Gateway 3 Discovery Review

In support of the business case development, we delivered a Gateway 3 Discovery Review (recommended by Monitor), to confirm that the recommended investment decision was appropriate before the contract is placed with a supplier to review and assess how likely the project will be fit for its intended purpose. It provides assurances on the processes used to select a supplier (not the supplier selection decision itself) and whether the process has been well managed; whether the business needs are being met; that both the client and the supplier can implement and manage the proposed solution; and that the necessary processes are in place to achieve a successful outcome after contract award. The review identifies and mitigates risks to the project, its wider strategic outcomes and risks at the local roll-out level, informing all stakeholders including the ICT provider, of the key steps to assure a successful fit-for-purpose and legally compliant procurement and implementation process. Our review covered:

  • Business Case & Benefits Plan
  • Requirements
  • Market engagement/supplier due diligence process
  • Key stakeholder Interviews
  • Contract terms and procurement process
  • Performance management
  • Governance

Through a Workshop approach, we presented the findings/recommendations from the review and lessons learned from other EPR projects. We also developed a roadmap of what documentation and behavioural changes needed to be implemented and at what stage in the process to ensure a fit for purpose procurement and project implementation that enables the business outcomes/benefits and establishes a strong ongoing supplier relationship. Following the Gateway 3 Review we supported the Trust with Programme Governance through the remainder of the procurement delivering: Programme Plan, RACI analysis, Actions Log (plus weekly chasing), Programme Definition, Weekly reporting. We also supported the development and delivery of the Contracting and Negotiation Strategy, providing negotiation training to internal teams and supporting the contracting/negotiating through to contract award and mobilisation.

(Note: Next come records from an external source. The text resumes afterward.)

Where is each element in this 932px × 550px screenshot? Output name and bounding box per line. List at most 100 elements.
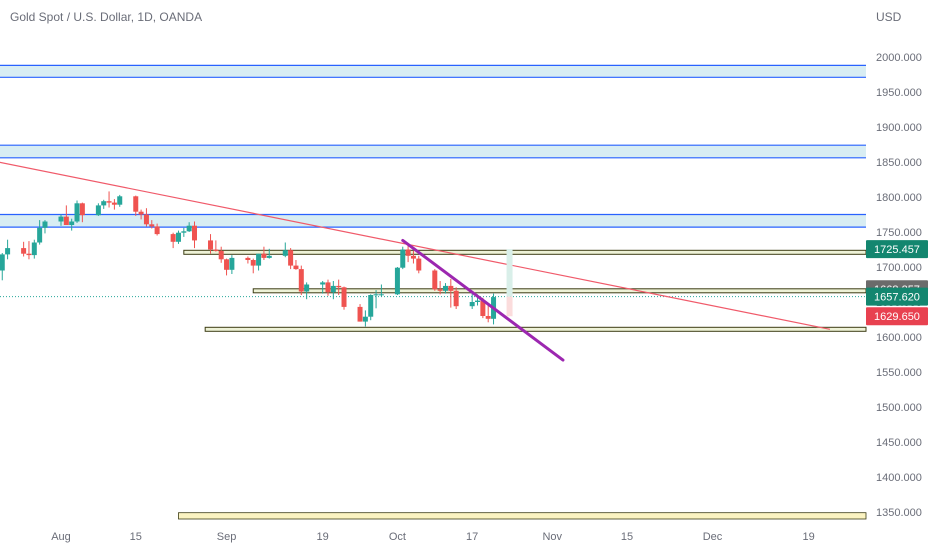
candle-body bbox=[143, 214, 149, 225]
candle-body bbox=[298, 269, 304, 292]
candle-body bbox=[79, 203, 85, 216]
price-label-bg bbox=[866, 307, 928, 326]
candle bbox=[405, 245, 411, 263]
candle-body bbox=[0, 254, 5, 271]
level-line bbox=[204, 326, 867, 332]
candle bbox=[336, 279, 342, 295]
y-tick-label: 1400.000 bbox=[876, 472, 922, 484]
candle-body bbox=[154, 226, 160, 235]
axis-layer: 2000.000 1950.000 1900.000 1850.000 1800.000… bbox=[51, 52, 928, 543]
candle bbox=[213, 240, 219, 252]
candle-body bbox=[373, 294, 379, 296]
candle bbox=[282, 242, 288, 258]
candle bbox=[261, 246, 267, 260]
lines-layer bbox=[0, 161, 866, 330]
y-tick-label: 1750.000 bbox=[876, 227, 922, 239]
resistance-zone bbox=[0, 214, 866, 228]
candle-body bbox=[410, 255, 416, 259]
candle-body bbox=[218, 250, 224, 260]
candle bbox=[373, 290, 379, 309]
candle-body bbox=[325, 282, 331, 293]
support-zone bbox=[178, 512, 867, 520]
forecast-bar bbox=[506, 249, 513, 297]
candle bbox=[442, 283, 448, 294]
candle bbox=[341, 286, 347, 310]
candle-body bbox=[21, 248, 27, 254]
resistance-zone bbox=[0, 145, 866, 158]
candle bbox=[37, 220, 43, 245]
candle-body bbox=[192, 225, 197, 241]
overlay-layer bbox=[401, 238, 565, 362]
candle-body bbox=[95, 205, 101, 216]
candle bbox=[42, 220, 48, 234]
candle bbox=[330, 281, 336, 300]
candle-body bbox=[453, 290, 459, 307]
x-tick-label: Nov bbox=[542, 531, 562, 543]
candle bbox=[175, 230, 181, 244]
candle bbox=[101, 199, 107, 209]
candle bbox=[362, 310, 368, 327]
candle bbox=[304, 282, 310, 300]
candle-body bbox=[341, 287, 347, 307]
candle bbox=[357, 304, 363, 322]
price-label-bg bbox=[866, 240, 928, 259]
y-tick-label: 1800.000 bbox=[876, 192, 922, 204]
candle-body bbox=[208, 240, 214, 250]
candle bbox=[26, 241, 32, 260]
candle bbox=[453, 287, 459, 309]
x-tick-label: Sep bbox=[217, 531, 237, 543]
candles-layer bbox=[0, 191, 497, 327]
candle-body bbox=[405, 249, 411, 256]
candle-body bbox=[181, 231, 187, 233]
candle bbox=[368, 294, 374, 321]
candle bbox=[106, 191, 112, 208]
candle bbox=[143, 208, 149, 227]
candle-body bbox=[469, 302, 475, 307]
candle bbox=[448, 278, 454, 308]
candle bbox=[320, 281, 326, 294]
candle bbox=[138, 209, 144, 220]
candle bbox=[0, 253, 5, 281]
candle-body bbox=[170, 234, 176, 242]
candle bbox=[469, 291, 475, 309]
candle bbox=[256, 253, 262, 271]
candle-body bbox=[224, 259, 230, 270]
candle bbox=[117, 194, 123, 207]
y-tick-label: 1900.000 bbox=[876, 122, 922, 134]
candle bbox=[186, 222, 192, 232]
candle bbox=[416, 255, 422, 274]
y-tick-label: 2000.000 bbox=[876, 52, 922, 64]
candle-body bbox=[442, 285, 448, 291]
candle-body bbox=[416, 258, 422, 271]
candle bbox=[432, 269, 438, 291]
candle bbox=[218, 246, 224, 263]
candle bbox=[5, 239, 11, 260]
candle bbox=[325, 279, 331, 296]
candle-body bbox=[288, 250, 294, 266]
chart-title: Gold Spot / U.S. Dollar, 1D, OANDA bbox=[10, 10, 203, 24]
candle-body bbox=[42, 221, 48, 228]
candle bbox=[250, 258, 256, 274]
candle-body bbox=[58, 216, 64, 222]
candle bbox=[63, 205, 69, 225]
forecast-bar bbox=[506, 296, 513, 317]
candle-body bbox=[357, 306, 363, 322]
candle bbox=[95, 203, 101, 216]
x-tick-label: Aug bbox=[51, 531, 71, 543]
candle-body bbox=[293, 265, 299, 270]
candle-body bbox=[133, 196, 139, 212]
candle bbox=[266, 248, 272, 259]
y-tick-label: 1350.000 bbox=[876, 507, 922, 519]
candle-body bbox=[475, 300, 481, 302]
candle-body bbox=[213, 249, 219, 251]
x-tick-label: 19 bbox=[802, 531, 814, 543]
candle-body bbox=[37, 227, 43, 243]
candle-body bbox=[378, 294, 384, 296]
candle bbox=[192, 221, 197, 249]
candle-body bbox=[448, 285, 454, 291]
candle bbox=[74, 200, 80, 223]
currency-label: USD bbox=[876, 10, 902, 24]
price-label: 1657.620 bbox=[874, 292, 920, 304]
y-tick-label: 1850.000 bbox=[876, 157, 922, 169]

Results of BPG Business Case and Procurement Assurance/Support

BPG found that some expectations were not clear and that vendors had misunderstood requirements.

BPG advised on clarifying expectations and how they would align to the clinical outcomes and financial constraints of the programme. Having clarified expectations and communicating these to the market, the preferred supplier increased its costs by £4m, citing there were expectations it had not realised the Trust had.

Alternative suppliers provided proposals that enabled a fit for purpose solution to be purchased, having had the clarity from the BPG process. The involvement of BPG saved the Trust £4m in unexpected costs that they would not have had sight of until after the contract was awarded.